In detto podere si ricoglie in nostra parte
Due moggia di grano |
Due cogno di vino comunale | Vale detto podere
Quattro staia di fave | fiorini trecento inanzi
Libbre cento di carne | meno che non è
Quattro serque d' uova |
Un paio di capponi |
Acci a dare il lavoratore che lavora il detto luogo f. 9 e grossi 6 cioè quello che vi trova suso ad agosto che viene. Il bue con che si lavora è del lavoratore.
Un bosco posto nel detto popolo di S. maria a Remoli di st. 3 che da primo Giovanni Piccardi da secondo Apardo Donati da terzo l' erede di Antonio di Antonio di Piero del Papa.
Detto bosco è un bosco di legna di quercioli lo curiamo di tempo in tempo noi.
Le gravezze loro son queste ànno f. 14 d'estimo per nobile
ànno a dare ad altrui a più persone
a Messer Palla di Messer Palla degli Strozzi cioè Agnolo di Giovanni detto Pizzica f. 25
A Lamanno di Michele di Vanni degli Albizi f. 21
Sano di Filippo sarto l. 20
A Tegnino calzolaio alla piazza di San Piero l. 2
E più ànno a dare a libro del comune per resto di loro ragione f. 25
E piue ànno a dare a Nanni calzolaio istà in Orsanmichele f. 0 l. 20
Questa iscritta ò fatto io Luca di Guido merciaio a preghiera del detto Vieri e Agnolo di Giovanni
adì 12 di luglio 1427.
Finalmente due Piccardi che non solo non occultano il loro cognome, ma che, anzi, tengono a evidenziare che sono "Nobili del Contado". Infatti non sono inurbati, come la maggior parte dei nobili del contado dovettero fare per le continue pressioni del Comune fiorentino, ma presentano la loro portata nel contado, come i contadini e gli artigiani.
Benchè vantino conoscenze altolocate come Palla Strozzi (anche se la vicinanza di uno chiamato "Pizzica" con Palla Strozzi apre scenari inquietanti), dovevano essere gli ultimi discendenti di una famiglia nobile che doveva aver visto tempi migliori.
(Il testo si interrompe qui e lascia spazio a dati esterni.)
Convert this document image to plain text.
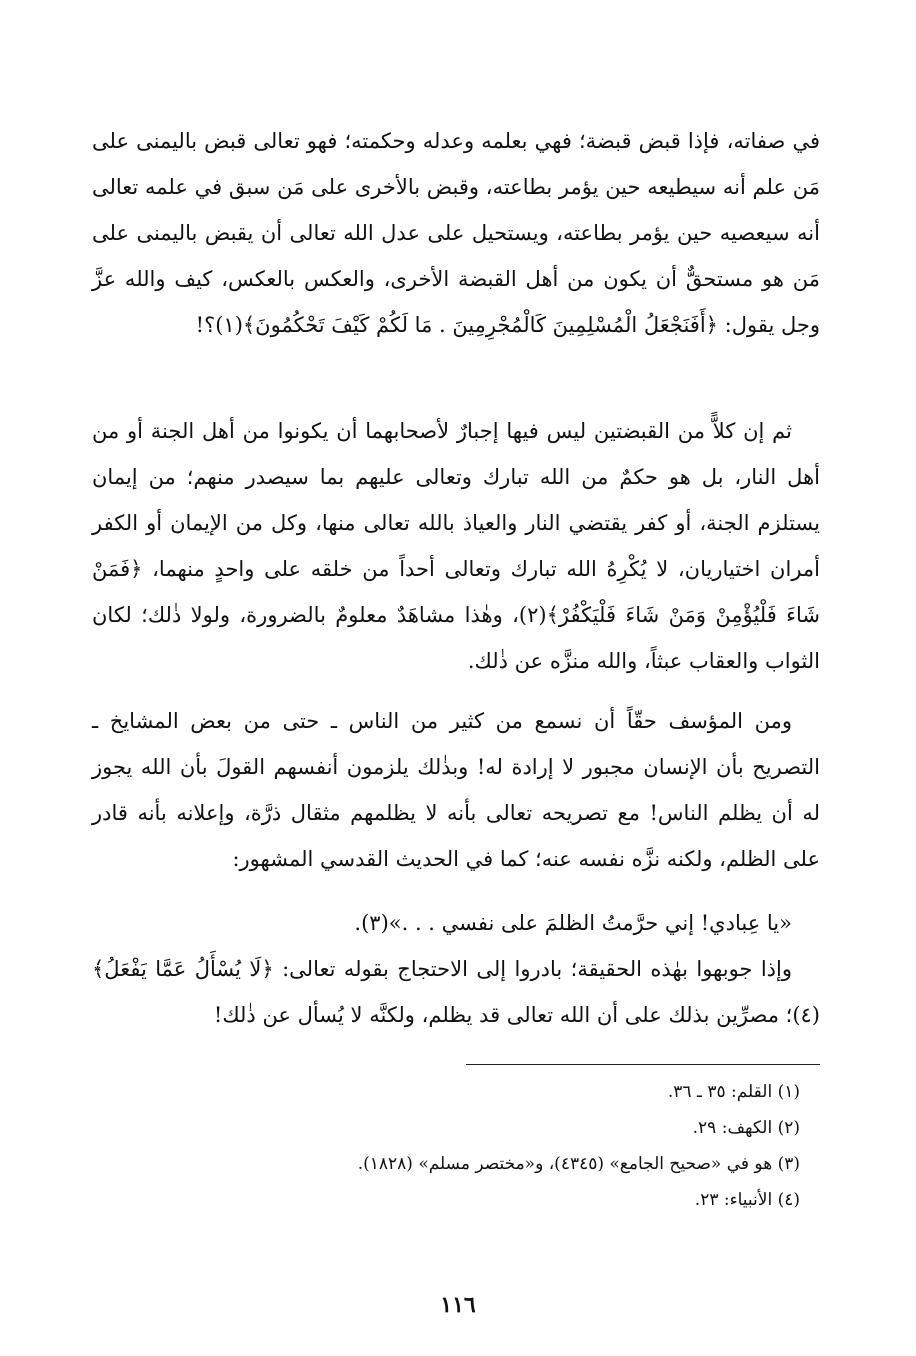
في صفاته، فإذا قبض قبضة؛ فهي بعلمه وعدله وحكمته؛ فهو تعالى قبض باليمنى على مَن علم أنه سيطيعه حين يؤمر بطاعته، وقبض بالأخرى على مَن سبق في علمه تعالى أنه سيعصيه حين يؤمر بطاعته، ويستحيل على عدل الله تعالى أن يقبض باليمنى على مَن هو مستحقٌّ أن يكون من أهل القبضة الأخرى، والعكس بالعكس، كيف والله عزَّ وجل يقول: ﴿أَفَنَجْعَلُ الْمُسْلِمِينَ كَالْمُجْرِمِينَ . مَا لَكُمْ كَيْفَ تَحْكُمُونَ﴾(١)؟!

ثم إن كلاًّ من القبضتين ليس فيها إجبارٌ لأصحابهما أن يكونوا من أهل الجنة أو من أهل النار، بل هو حكمٌ من الله تبارك وتعالى عليهم بما سيصدر منهم؛ من إيمان يستلزم الجنة، أو كفر يقتضي النار والعياذ بالله تعالى منها، وكل من الإيمان أو الكفر أمران اختياريان، لا يُكْرِهُ الله تبارك وتعالى أحداً من خلقه على واحدٍ منهما، ﴿فَمَنْ شَاءَ فَلْيُؤْمِنْ وَمَنْ شَاءَ فَلْيَكْفُرْ﴾(٢)، وهٰذا مشاهَدٌ معلومٌ بالضرورة، ولولا ذٰلك؛ لكان الثواب والعقاب عبثاً، والله منزَّه عن ذٰلك.

ومن المؤسف حقّاً أن نسمع من كثير من الناس ـ حتى من بعض المشايخ ـ التصريح بأن الإنسان مجبور لا إرادة له! وبذٰلك يلزمون أنفسهم القولَ بأن الله يجوز له أن يظلم الناس! مع تصريحه تعالى بأنه لا يظلمهم مثقال ذرَّة، وإعلانه بأنه قادر على الظلم، ولكنه نزَّه نفسه عنه؛ كما في الحديث القدسي المشهور:

«يا عِبادي! إني حرَّمتُ الظلمَ على نفسي . . .»(٣).

وإذا جوبهوا بهٰذه الحقيقة؛ بادروا إلى الاحتجاج بقوله تعالى: ﴿لَا يُسْأَلُ عَمَّا يَفْعَلُ﴾(٤)؛ مصرِّين بذلك على أن الله تعالى قد يظلم، ولكنَّه لا يُسأل عن ذٰلك!

(١) القلم: ٣٥ ـ ٣٦.
(٢) الكهف: ٢٩.
(٣) هو في «صحيح الجامع» (٤٣٤٥)، و«مختصر مسلم» (١٨٢٨).
(٤) الأنبياء: ٢٣.
١١٦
Successive indagini potranno scoprire se almeno Agnolo ebbe figli e che fine fecero.
Nel menzionare il confinante Giovanni di Jacopo, gli attribuiscono il cognome Piccardi ma non indicano nessun vincolo di parentela. Non era neccessario, né tantomento obbligatorio, ma in altre portate i legami familiari vengno spesso indicati.
Stabilito che si trattava di Nobili del Contado, era possibile fare altre ricerche, perchè questa categoria di cittadini era sottoposta a gravezze separate, almeno fino alla riforma del Catasto del 1427.
Infatti, il registro dell' Estimo del 1362, riservato alle gravezze sui Nobili del Contado, riporta nel popolo di Santa Maria de Cintoria:
Picchardinus Picchardi
Acceritus Picchardi
gravati ambedue per 1 fiorino.
Questo è quanto è salto fuori finora. La ricerca può andare avanti perchè esistono altri registri delle gravezze dei Nobili del Contado da esaminare e perchè sono certo che da quel Giovanni di Jacopo di Ugolino Piccardi discesero i vari Mariotto, Ugolino, Paolo e altri, che ritroveremo nelle portate al catasto successive al 1427 e che rivestiranno cariche pubbliche (uno sarà Podestà di San Casciano).
Se alla fine del 1300 salterà fuori un Pagolo, l' ipotesi del ceppo comune fra i due rami dei Piccardi potrà contare su basi più consistenti, perchè il copista si chiama Francesco di Pagolo, ma del padre non ho trovato alcuna traccia, forse perchè nel 1427 era già morto.
A guardare bene, in effetti, quell' Ugolino di Pagolo detto Grigo, che appare come debitore nella portata di Giovanni di Jacopo di Ugolino merciaio, non ha il cognome Piccardi, ma mi riporta direttamente al quel Paolo di Ugolino Piccardi, che nel 1457 dichiarerà al catasto di avere 35 anni e di fare lo stovigliaio con forno sul greto dell' Arno, presso la Porta a San Niccolò.
Se la costanza sarà premiata, da qualche parte salterà fuori anche la portata di questo Grigo, e se risulterà padre di un figlio di nome Palese, che rimarrà orfano e che verrà adottato dal copista Francesco di Paolo, che lo dichiarerà, nel 1433, come suo nipote di anni 8, il cerchio sarà chiuso.
Puntata di oggi:
Eravamo arrivati alla pag. 22 della filza 82 dell' estimo (Gravezze dei Nobili del Contado del 1362), Santa Maria a Cintoia, con Picchardinus e Acceritus Piccardi, gravati ciascuno di f. 1.
La quali totalità dei personaggi contenuti nella filza 82 pagava fra 1 e 2 fiorini. Solo un certo Masi ne pagava 30, un altro tizio 25, ma il 99% non superava i quattro fiorini.
Finalmente, a pag. 42 trovo Santa Maria de Remole con i nostri:
Ugholinus Picchardi f. 35
Paulus Ugholini f. 5
Jannes Ugholini f. 5
Jacobus Ugholini f. 5
Joh.es Picchardi vocatus PORCELLONE f. 10
Due considerazioni:
1. fra tutti i nobili del contado fiorentino, solo Ugolino arrivava a pagare 35 fiorini. Anche i 5 e i 10 fiorini degli altri sono un' eccezione
2. Fra i nostri antenati avevamo già incontrato Ugolino di Paolo, che nel 1427 veniva chiamato IL GRIGO (soprannome che fa presagire sinistre attitudini) e che io ritengo possa essere il padre dei due fratelli che si insiediarono a Piandiscò.
Adesso abbiamo Giovanni, chiamato Porcellone.
Stamani ho consultato il manoscritto (21 volumi) finito nel 1901 da Luigi Torrigiani, notaio di Bagno a Ripoli.
Descrive dettagliatamente Bagno a Ripoli, ma raramente risale oltre il catasto del 1714.
Comunque, parlando della villa e podere di Remole, dice che nel 1714, Gonfalone Leon Nero, appartenevano
ai fratelli BECHI (quelli dello stemma scambiato per Piccardi).